The other thing I notice at matches is how people talking on their cell phones, or more often texting, interferes with the experience.  They miss things.  We see people everywhere who are so busy telling someone about their experience; they don’t actually get to experience it.  Kabat-Zinn talks about how, in observing a beautiful sunset, once you start to talk about it, you are no longer experiencing it, you are now experiencing your idea of it.

It’s all about being present, mindfully and getting the most out of each and every moment.  These are useful practices.  Now I just want to go on record and say that if I ever have an opportunity to experience George Clooney, and shake his hand, you better believe that no phone, camera or human being is going to get in my way.

Sunday, February 5, 2012

Cultivating Patience

What is patience to you?  If you’re like most people, it’s either something you think you have or don’t have.  What if patience is something that can be cultivated?  What if it’s something you can have more of tomorrow, than you did yesterday?  What if you can grow it, like a garden?

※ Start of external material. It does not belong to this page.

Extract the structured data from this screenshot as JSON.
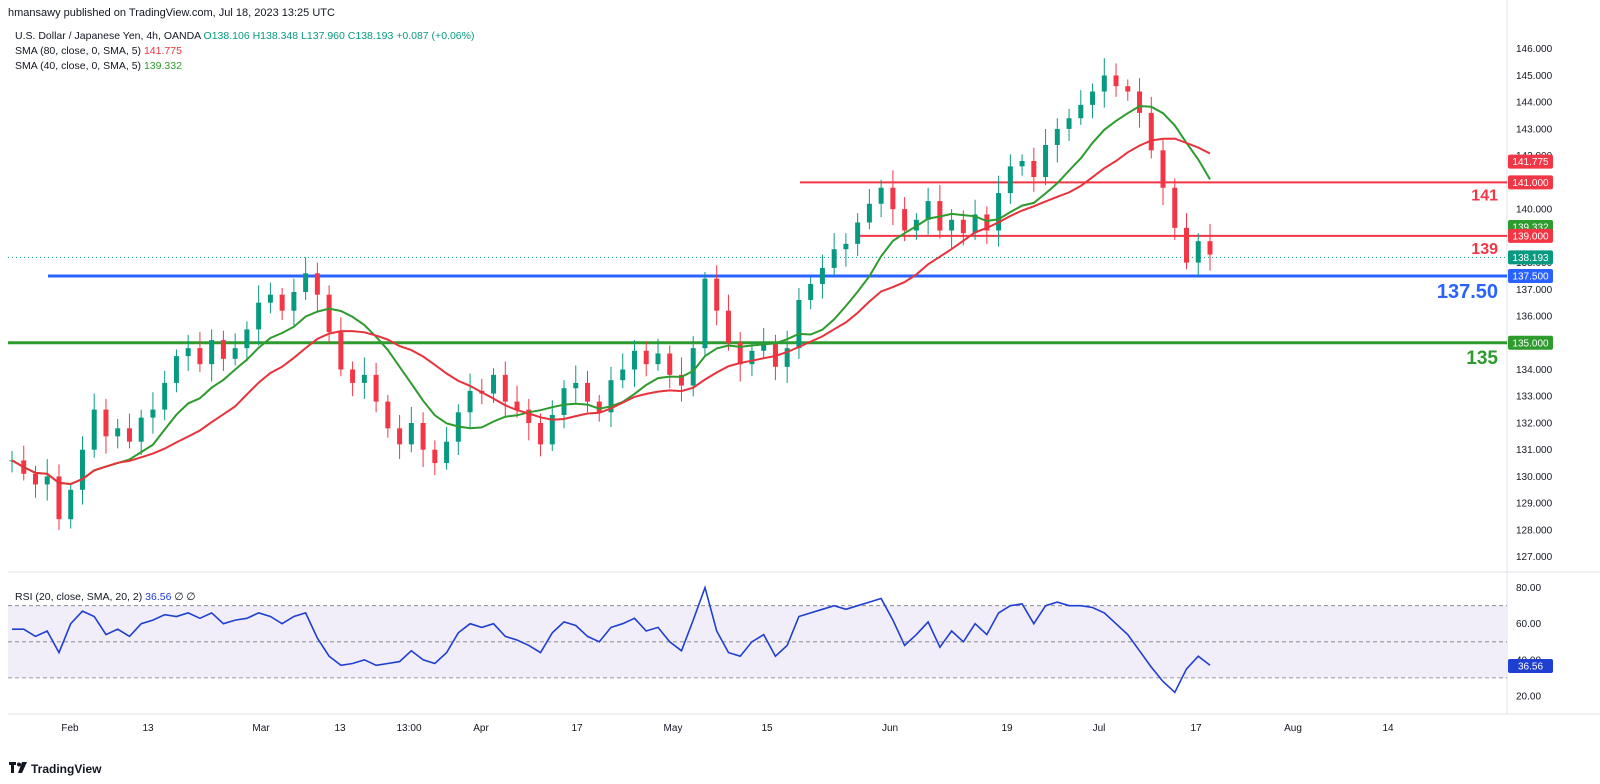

Kabat-Zinn talks about patience in Full Catastrophe Living.   He says patience is a kind of wisdom. What I get from him is that patience involves:

*Letting little hassles go
*Not rushing
*Not trying to get someplace better than right now
*Accepting that things happen in their own way and in their own time

A lot of what we are all working toward every day involves change.  Change requires practice.  Practice requires patience.  Consider cultivating your patience.

Ask yourself:

*What’s the rush?
*Will this matter in a week? 2 weeks?  6 weeks?
*Do I need to let this go?
*How can I let this go?
* How can I be less judgmental of myself? Of others?

Try to:

*Relax your body and mind
*Be mindful; focus on the present and see, hear and feel everything around you
*Hit the reset button and look at things from a fresh perspective

Whether or not you have a green thumb, patience can be cultivated and grown.  Ask yourself the questions.  Try the strategies.  See what comes up in your garden.